The Latino culture has become so intertwined with American culture, it’s virtually impossible to tell them apart. While some indicators including language still remain to discern a difference, even those markers are being swallowed up as Latinos/as continue to assimilate into this country’s society.
While America undoubtedly benefits from the addition of such a vibrant culture, there still exists systemic halters being placed on Latinos/as as well as other minority groups. As young Latinos/as grow to reach maturity, resilience and positive self-image become more and more important in the face of obstacles including targeted immigration policies and other impediments they have to face on a daily basis.
This was the topic of conversation at a workshop put on by the Latina Leadership Network at Los Medanos College called “Embracing Our Futures as Developing Leaders: The Resilience and Strengths of Young Latinas and Their Families.” As the title suggests, the purpose of this gathering was to engage in dialogue about social and psychological responses to contextual challenges – including somewhat draconian immigration policies – and to highlight examples of resilience during these uncertain times.
Two such examples are Janet Garcia and Marvilla Campbell, both of whom presented at the conference.

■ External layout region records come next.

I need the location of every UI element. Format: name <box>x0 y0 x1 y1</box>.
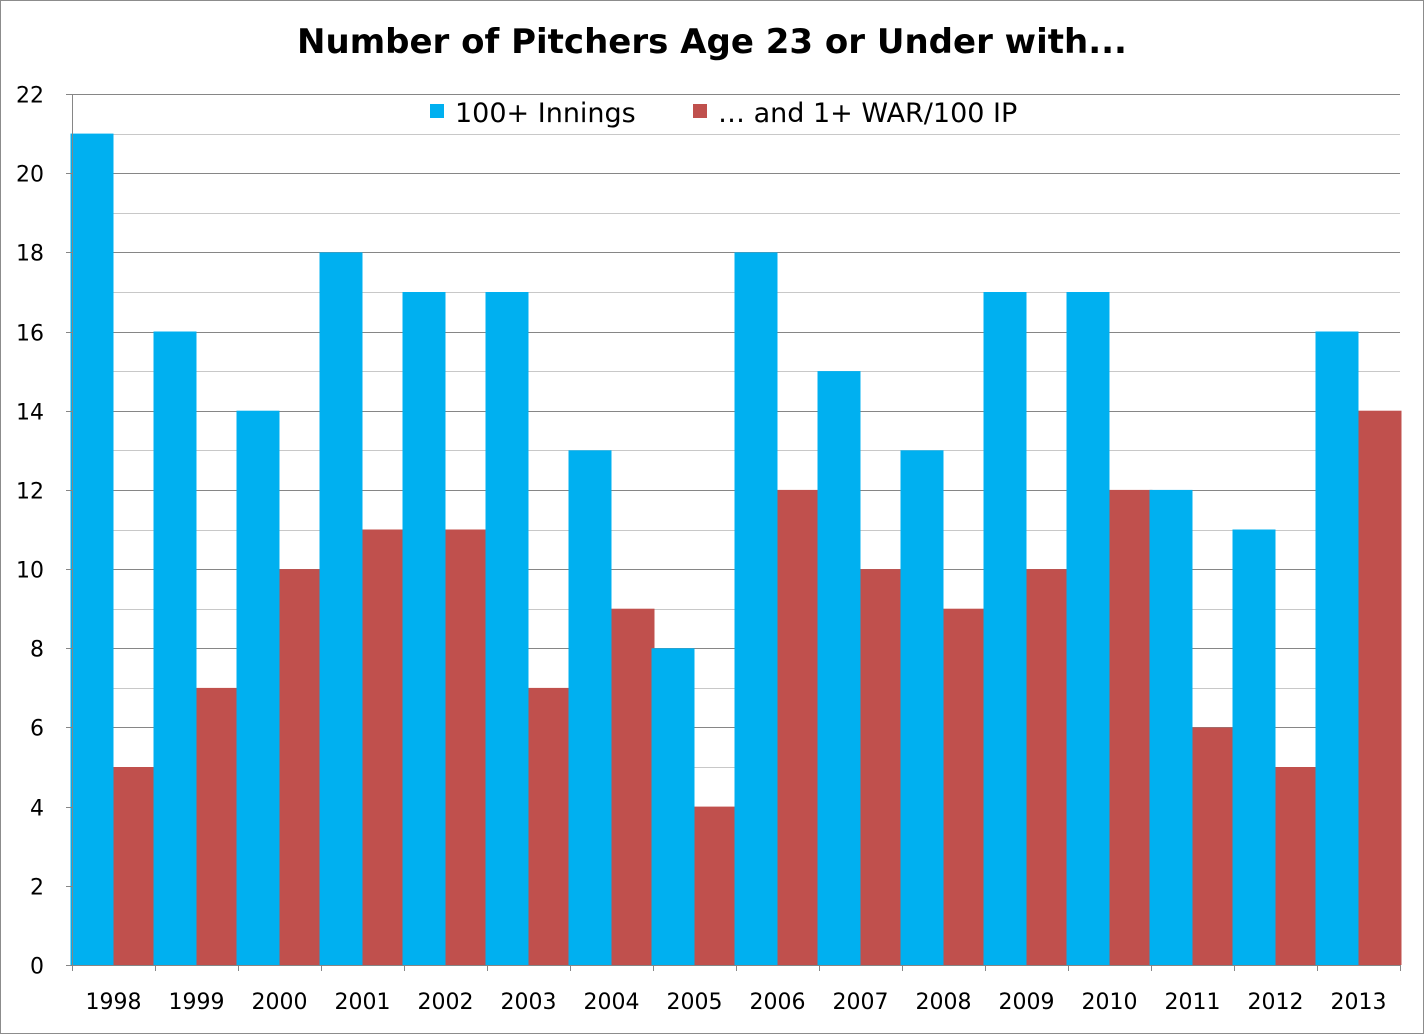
x-tick-label: 2013 <box>1331 990 1387 1015</box>
x-tick-label: 1999 <box>169 990 225 1015</box>
bars <box>70 133 1402 966</box>
legend: 100+ Innings … and 1+ WAR/100 IP <box>430 98 1017 129</box>
bar-war-2012 <box>1275 767 1319 965</box>
y-tick-label: 4 <box>30 797 44 822</box>
y-tick-label: 0 <box>30 955 44 980</box>
x-tick-label: 2002 <box>418 990 474 1015</box>
x-tick-label: 2009 <box>999 990 1055 1015</box>
y-tick-label: 2 <box>30 876 44 901</box>
y-tick-label: 12 <box>16 480 44 505</box>
bar-war-2009 <box>1026 569 1070 965</box>
axes: 0 2 4 6 8 10 12 14 16 18 20 22 1998 1999 2000 2001 2002 2… <box>16 84 1401 1015</box>
x-tick-label: 2001 <box>335 990 391 1015</box>
bar-innings-2002 <box>402 292 446 965</box>
legend-swatch-war <box>693 104 707 118</box>
x-tick-label: 2004 <box>584 990 640 1015</box>
x-tick-label: 2007 <box>833 990 889 1015</box>
x-tick-label: 2012 <box>1248 990 1304 1015</box>
y-tick-label: 8 <box>30 638 44 663</box>
chart-title: Number of Pitchers Age 23 or Under with.… <box>297 22 1127 62</box>
y-tick-label: 10 <box>16 559 44 584</box>
x-tick-label: 2011 <box>1165 990 1221 1015</box>
bar-war-2010 <box>1109 489 1153 965</box>
legend-swatch-innings <box>430 104 444 118</box>
bar-war-1998 <box>113 767 157 965</box>
y-tick-label: 20 <box>16 163 44 188</box>
bar-war-2008 <box>943 608 987 965</box>
bar-innings-2012 <box>1232 529 1276 965</box>
bar-innings-2010 <box>1066 292 1110 965</box>
x-tick-label: 2008 <box>916 990 972 1015</box>
bar-innings-2009 <box>983 292 1027 965</box>
bar-innings-2005 <box>651 648 695 965</box>
x-tick-label: 2006 <box>750 990 806 1015</box>
bar-war-2006 <box>777 489 821 965</box>
legend-label-war: … and 1+ WAR/100 IP <box>718 98 1017 129</box>
bar-war-2004 <box>611 608 655 965</box>
bar-war-2013 <box>1358 410 1402 965</box>
x-tick-label: 2000 <box>252 990 308 1015</box>
bar-war-2001 <box>362 529 406 965</box>
y-tick-label: 18 <box>16 242 44 267</box>
x-tick-label: 1998 <box>86 990 142 1015</box>
bar-innings-1998 <box>70 133 114 966</box>
y-tick-label: 22 <box>16 84 44 109</box>
x-tick-label: 2005 <box>667 990 723 1015</box>
bar-war-2011 <box>1192 727 1236 965</box>
bar-war-2002 <box>445 529 489 965</box>
x-tick-label: 2003 <box>501 990 557 1015</box>
bar-innings-2000 <box>236 410 280 965</box>
bar-innings-2003 <box>485 292 529 965</box>
bar-innings-2011 <box>1149 489 1193 965</box>
y-tick-label: 6 <box>30 717 44 742</box>
bar-innings-2001 <box>319 252 363 965</box>
y-tick-label: 16 <box>16 322 44 347</box>
bar-war-2007 <box>860 569 904 965</box>
bar-innings-1999 <box>153 331 197 965</box>
legend-label-innings: 100+ Innings <box>455 98 636 129</box>
bar-war-2003 <box>528 687 572 965</box>
bar-innings-2006 <box>734 252 778 965</box>
y-tick-label: 14 <box>16 401 44 426</box>
bar-innings-2008 <box>900 450 944 965</box>
bar-war-1999 <box>196 687 240 965</box>
bar-innings-2004 <box>568 450 612 965</box>
bar-innings-2007 <box>817 371 861 966</box>
bar-war-2005 <box>694 806 738 965</box>
bar-war-2000 <box>279 569 323 965</box>
bar-innings-2013 <box>1315 331 1359 965</box>
x-tick-label: 2010 <box>1082 990 1138 1015</box>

They attend John F. Kennedy University and are involved with the school’s East Contra Costa Mental Health Initiative (ECCMHI) and School-based Program (SBP) at the John F. Kennedy University Community Counseling Center (JFKUCCC) in Concord. In addition, they each participate as members of the Functional Family Therapy (FFT) Team, where they provide free counseling services to families who couldn’t otherwise afford them.
Their presentations spanned the young Latino experience; touching on topics ranging from educational challenges to personal trials and everything in between. Members of the audience could relate; many of them were adolescents facing the same challenges.
“They provided some education around the kinds of issues they were facing,” says Jessica Moniz, Special Projects Coordinator for the JFKUCCC. “[They] talked about their own personal struggles, which was really helpful for the students that were there who could identify with those similar struggles and could see two young women who were able to overcome.”
The presentations also served to highlight the work JFKU community counseling centers do in the Bay Area. With locations in Concord, Oakland, and Sunnyvale, the counseling centers offer affordable mental health services to the public; and work to effectively educate and train future counselors through hands-on experience supervised by licensed practitioners. In addition to working in the counseling centers, the graduate students who administer these services also work directly on public school campuses in the area to provide school-based counseling for at-risk students who are struggling with mental and behavioral health issues; fulfilling the practicum hours needed for them to attain clinical licensure.
“We’re helping make them (the students) marketable in the future,” says Ms. Moniz. “We’re helping them achieve their academic goals and their required goals for licensure. This example of them participating in a workshop is showing that they’re becoming more than just clinicians, more than just getting the hours that they need. They’re actually becoming professionals in the field by taking on these other roles and responsibilities like going out and advocating to the general population.”